DAILYPANGANDARAN – Bagi sebagian pemuda, menjadi petani saat ini seolah kuno dan tidak bergengsi. Namun, Kusnandar (28) justru memilih menyulap lahan kosong di rumahnya menjadi tanah produktif.
Kusnandar membangun kebun selada mini dengan metode hidroponik. Aktivitas itu baru dimulainya sejak 2025 kemarin, saat kehadiran program Dapur Makan Bergizi Gratis (MBG) membuat komoditas sayuran mulai dilirik.

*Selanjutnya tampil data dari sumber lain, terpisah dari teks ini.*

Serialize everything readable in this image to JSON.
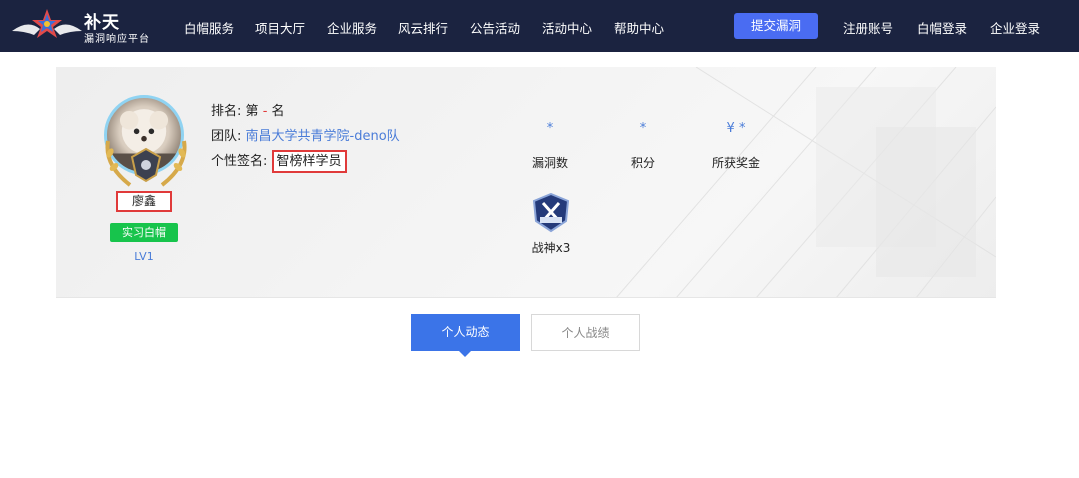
{
  "brand": {
    "title": "补天",
    "subtitle": "漏洞响应平台"
  },
  "nav": [
    {
      "label": "白帽服务"
    },
    {
      "label": "项目大厅"
    },
    {
      "label": "企业服务"
    },
    {
      "label": "风云排行"
    },
    {
      "label": "公告活动"
    },
    {
      "label": "活动中心"
    },
    {
      "label": "帮助中心"
    }
  ],
  "header_actions": {
    "submit": "提交漏洞",
    "register": "注册账号",
    "whitehat_login": "白帽登录",
    "company_login": "企业登录"
  },
  "profile": {
    "name": "廖鑫",
    "rank_title": "实习白帽",
    "level": "LV1",
    "rank_label": "排名:",
    "rank_prefix": "第",
    "rank_value": "-",
    "rank_suffix": "名",
    "team_label": "团队:",
    "team_name": "南昌大学共青学院-deno队",
    "signature_label": "个性签名:",
    "signature": "智榜样学员"
  },
  "stats": [
    {
      "value": "*",
      "label": "漏洞数"
    },
    {
      "value": "*",
      "label": "积分"
    },
    {
      "value": "¥ *",
      "label": "所获奖金"
    }
  ],
  "medal": {
    "label": "战神x3",
    "icon": "war-god-medal-icon"
  },
  "tabs": [
    {
      "label": "个人动态",
      "active": true
    },
    {
      "label": "个人战绩",
      "active": false
    }
  ],
  "colors": {
    "header_bg": "#1b2340",
    "accent": "#4a6cf2",
    "link": "#4a7cd8",
    "highlight_red": "#e03a3a",
    "badge_green": "#17c44c",
    "tab_active": "#3b74e8"
  }
}
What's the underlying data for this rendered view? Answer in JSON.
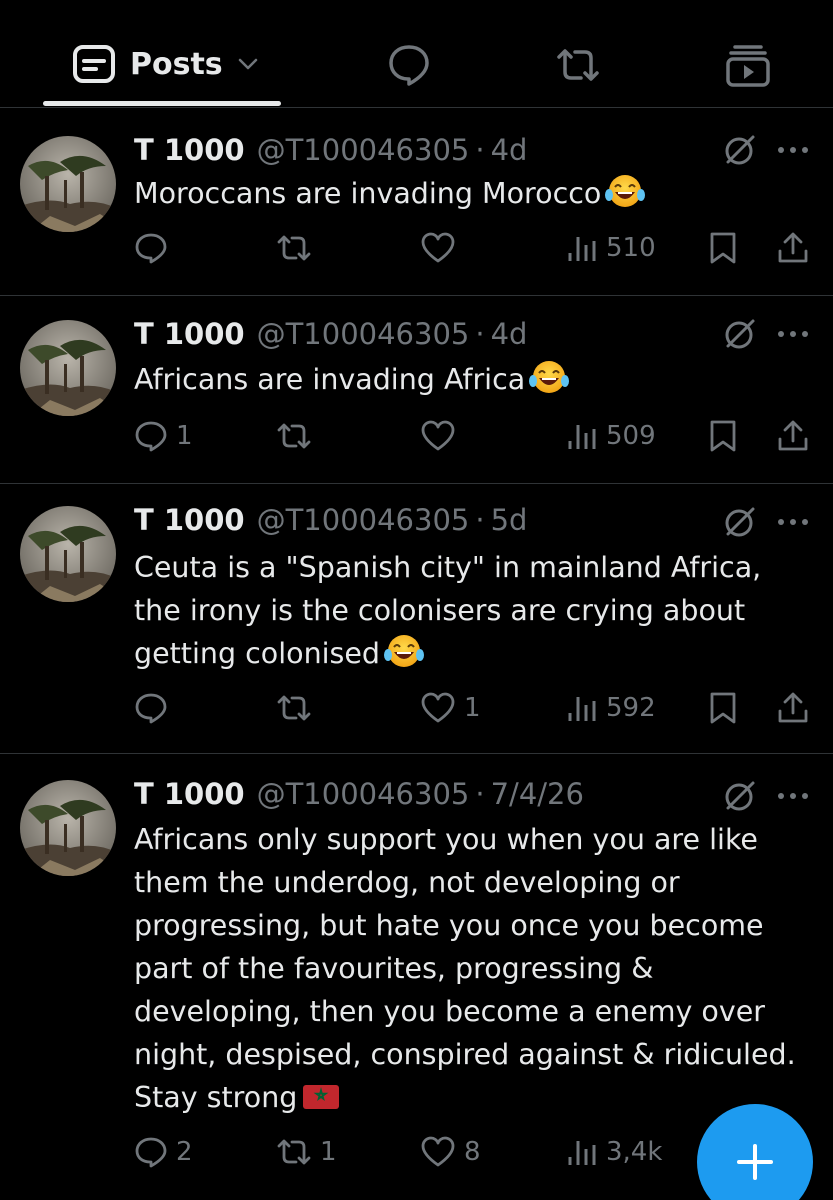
{
  "tabs": {
    "posts_label": "Posts",
    "icons": [
      "posts-icon",
      "chevron-down-icon",
      "replies-icon",
      "reposts-icon",
      "media-icon"
    ]
  },
  "posts": [
    {
      "name": "T 1000",
      "handle": "@T100046305",
      "separator": "·",
      "time": "4d",
      "text": "Moroccans are invading Morocco",
      "emoji": "laughing-tears-emoji",
      "replies": "",
      "reposts": "",
      "likes": "",
      "views": "510"
    },
    {
      "name": "T 1000",
      "handle": "@T100046305",
      "separator": "·",
      "time": "4d",
      "text": "Africans are invading Africa",
      "emoji": "laughing-tears-emoji",
      "replies": "1",
      "reposts": "",
      "likes": "",
      "views": "509"
    },
    {
      "name": "T 1000",
      "handle": "@T100046305",
      "separator": "·",
      "time": "5d",
      "text": "Ceuta is a \"Spanish city\" in mainland Africa,\nthe irony is the colonisers are crying about\ngetting colonised",
      "emoji": "laughing-tears-emoji",
      "replies": "",
      "reposts": "",
      "likes": "1",
      "views": "592"
    },
    {
      "name": "T 1000",
      "handle": "@T100046305",
      "separator": "·",
      "time": "7/4/26",
      "text": "Africans only support you when you are like\nthem the underdog, not developing or\nprogressing, but hate you once you become\npart of the favourites, progressing &\ndeveloping, then you become a enemy over\nnight, despised, conspired against & ridiculed.\nStay strong",
      "emoji": "morocco-flag-emoji",
      "replies": "2",
      "reposts": "1",
      "likes": "8",
      "views": "3,4k"
    }
  ],
  "fab": {
    "icon": "plus-icon"
  },
  "colors": {
    "background": "#000000",
    "text": "#e7e9ea",
    "muted": "#71767b",
    "accent": "#1d9bf0",
    "divider": "#2f3336"
  }
}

Melihat peluang tersebut, Kusnandar memanfaatkan halaman belakang rumahnya menjadi kebun selada. Belajar secara otodidak melalui YouTube, ia merintis usahanya dari satu papan hidroponik.

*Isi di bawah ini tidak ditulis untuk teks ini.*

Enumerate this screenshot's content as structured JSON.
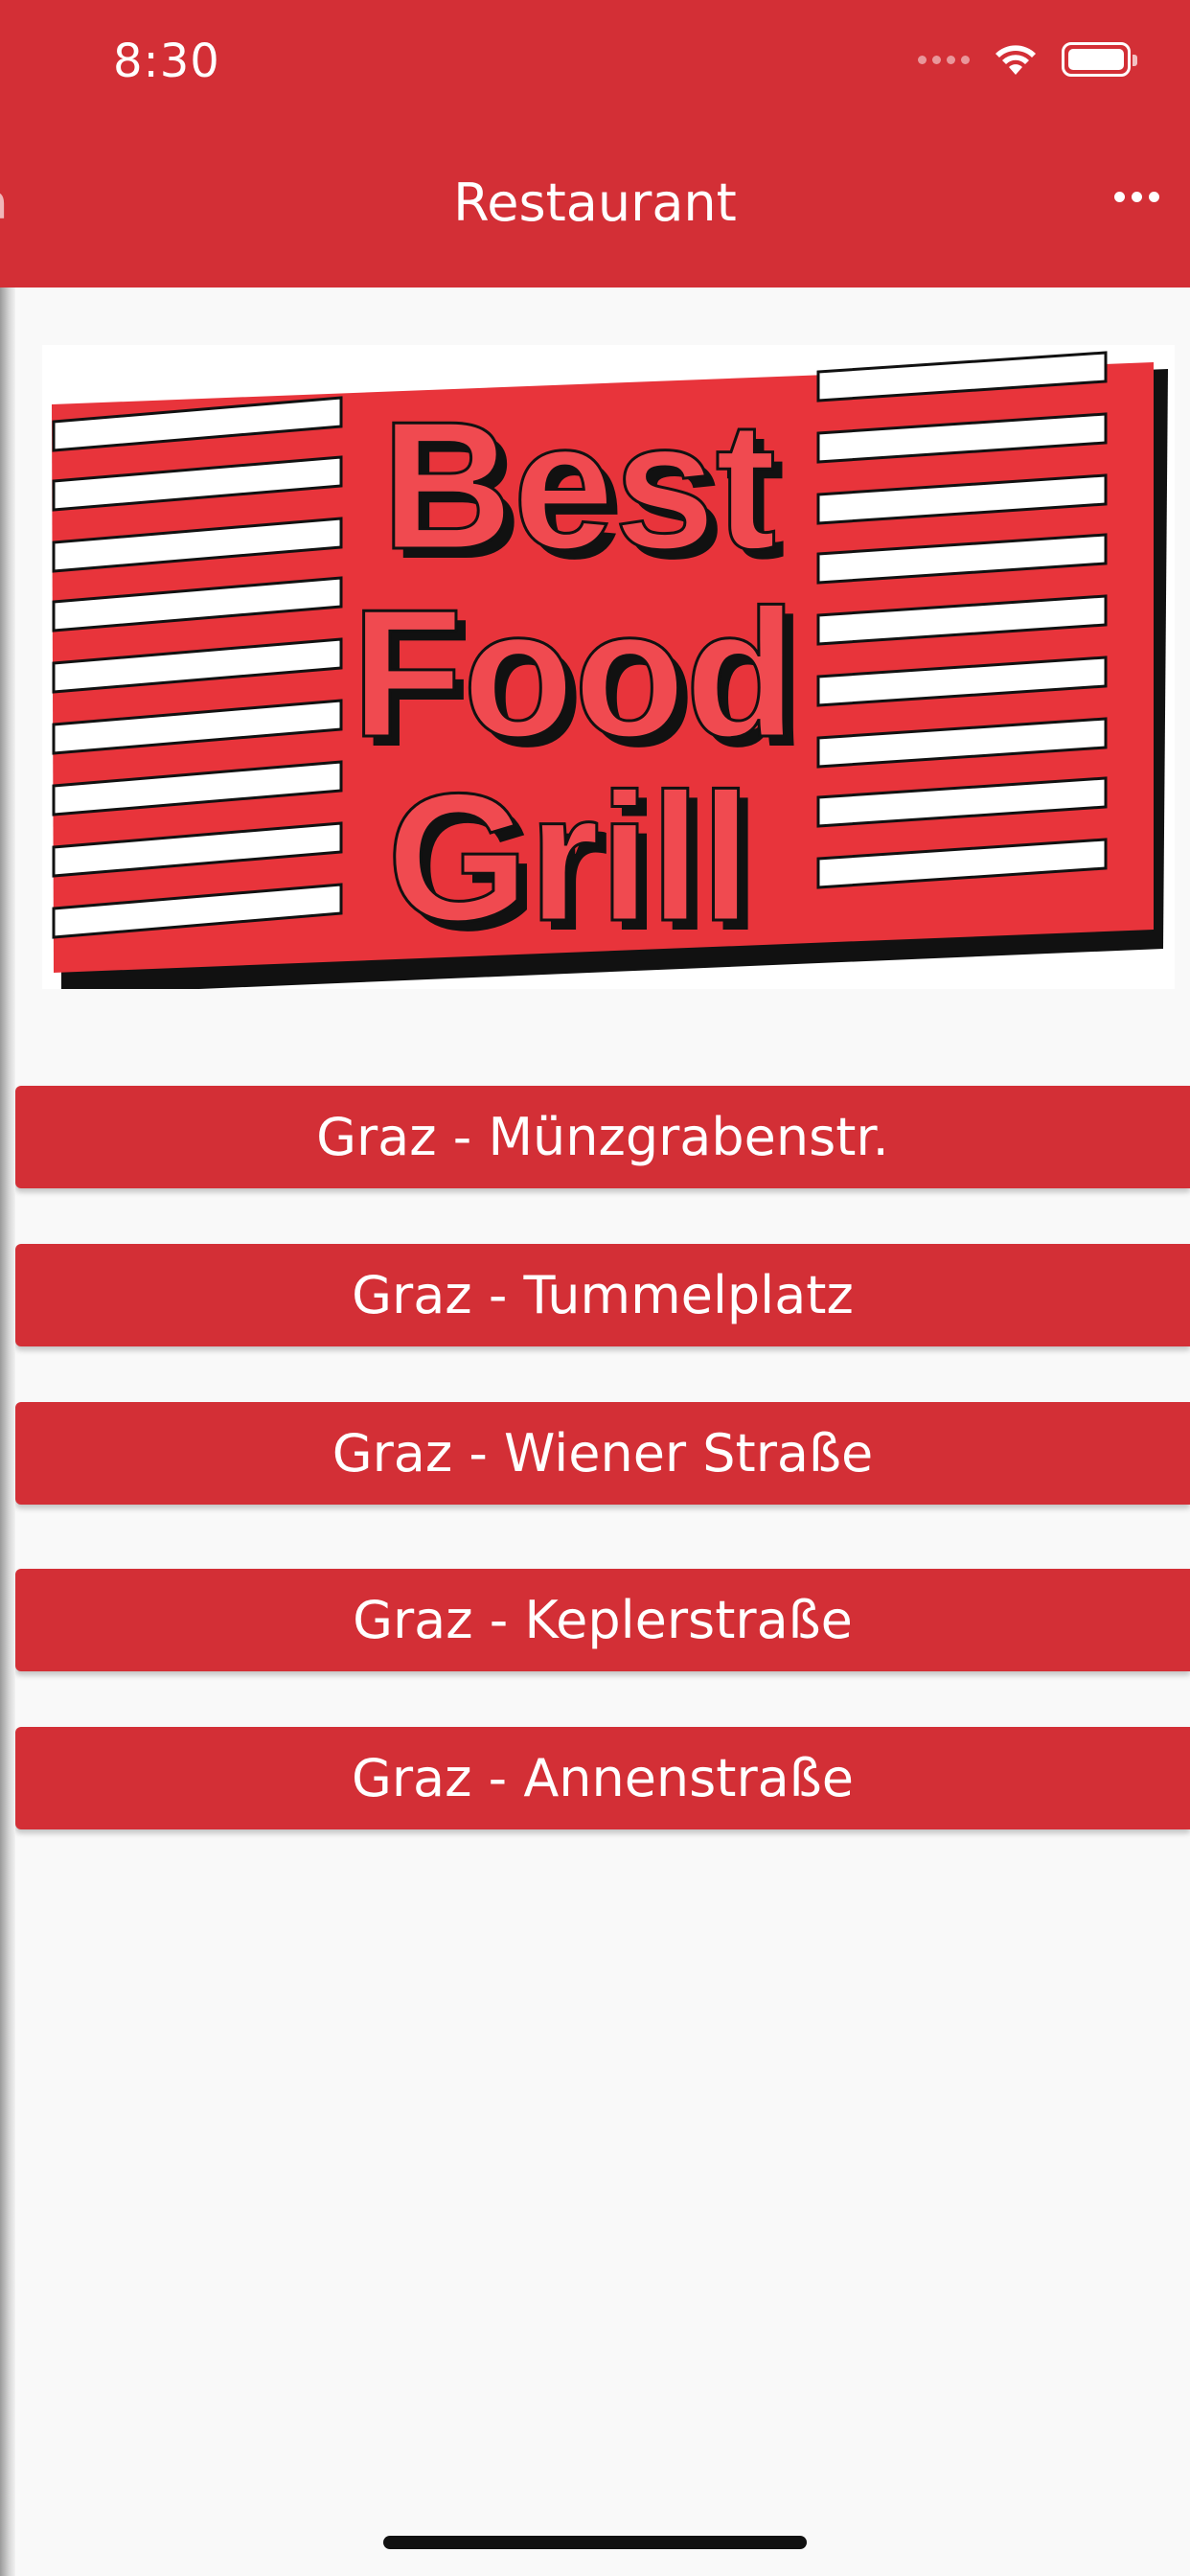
{
  "status_bar": {
    "time": "8:30"
  },
  "nav": {
    "title": "Restaurant",
    "back_peek": "a",
    "more_icon": "ellipsis-icon"
  },
  "logo": {
    "line1": "Best",
    "line2": "Food",
    "line3": "Grill"
  },
  "branches": [
    {
      "label": "Graz - Münzgrabenstr."
    },
    {
      "label": "Graz - Tummelplatz"
    },
    {
      "label": "Graz - Wiener Straße"
    },
    {
      "label": "Graz - Keplerstraße"
    },
    {
      "label": "Graz - Annenstraße"
    }
  ],
  "colors": {
    "accent": "#d32f36",
    "background": "#f9f9f9",
    "logo_red": "#f04a50"
  }
}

Melalui kelompok Taruna Tani Mekar Bayu, Kusnandar mengajak pemuda setempat untuk melek dunia pertanian, salah satunya melalui sistem hidroponik.

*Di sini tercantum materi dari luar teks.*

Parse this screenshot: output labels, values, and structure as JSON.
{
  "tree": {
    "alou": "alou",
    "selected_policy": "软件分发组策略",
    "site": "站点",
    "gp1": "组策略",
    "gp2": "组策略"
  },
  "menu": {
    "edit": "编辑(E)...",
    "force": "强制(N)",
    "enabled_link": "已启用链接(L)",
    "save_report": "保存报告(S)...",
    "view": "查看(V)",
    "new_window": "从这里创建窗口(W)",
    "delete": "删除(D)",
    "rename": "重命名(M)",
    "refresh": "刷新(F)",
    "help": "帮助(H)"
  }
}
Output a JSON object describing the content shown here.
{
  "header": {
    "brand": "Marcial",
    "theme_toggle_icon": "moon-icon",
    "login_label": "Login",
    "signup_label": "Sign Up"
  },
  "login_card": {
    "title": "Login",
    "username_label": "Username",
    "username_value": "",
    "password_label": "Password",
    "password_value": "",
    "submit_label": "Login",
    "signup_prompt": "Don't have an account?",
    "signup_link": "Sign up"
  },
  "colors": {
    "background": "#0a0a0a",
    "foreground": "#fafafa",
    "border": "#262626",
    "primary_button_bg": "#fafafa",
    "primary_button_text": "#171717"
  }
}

Budidaya selada menjadi fokus penanaman saat ini lantaran permintaan pasar lokal yang cukup tinggi.
“Alasan menanam seladah dengan sistem hidroponik karena metode ini dinilai lebih efisien ramah lingkungan dan mampu menghasilkan produk yang lebih bersih segar serta berkualitas tinggi,” ucap Kusnandar, Kamis (23/4/2026).
Tak heran, kata dia, jika permintaan sayuran selada hidroponik miliknya diburu dapur dan pedagang pasar. “Karena bagus kualitasnya dan tidak terlalu banyak yang dibuang,” katanya.
Ia mengaku, pada awal merintis, dirinya sempat kesulitan mencari pembeli karena masalah kepercayaan dan belum banyak yang tahu. “Dulumah buat kebutuhan sendiri, paling yang beli tetangga,” ucapnya.
Namun, setelah beberapa bulan mencoba menawarkan ke dapur MBG, produknya diterima dan ia diminta memproduksi lebih banyak. “Setelah itu saya bangun kelompok tani biar pemberdayaan warga setempat,” katanya.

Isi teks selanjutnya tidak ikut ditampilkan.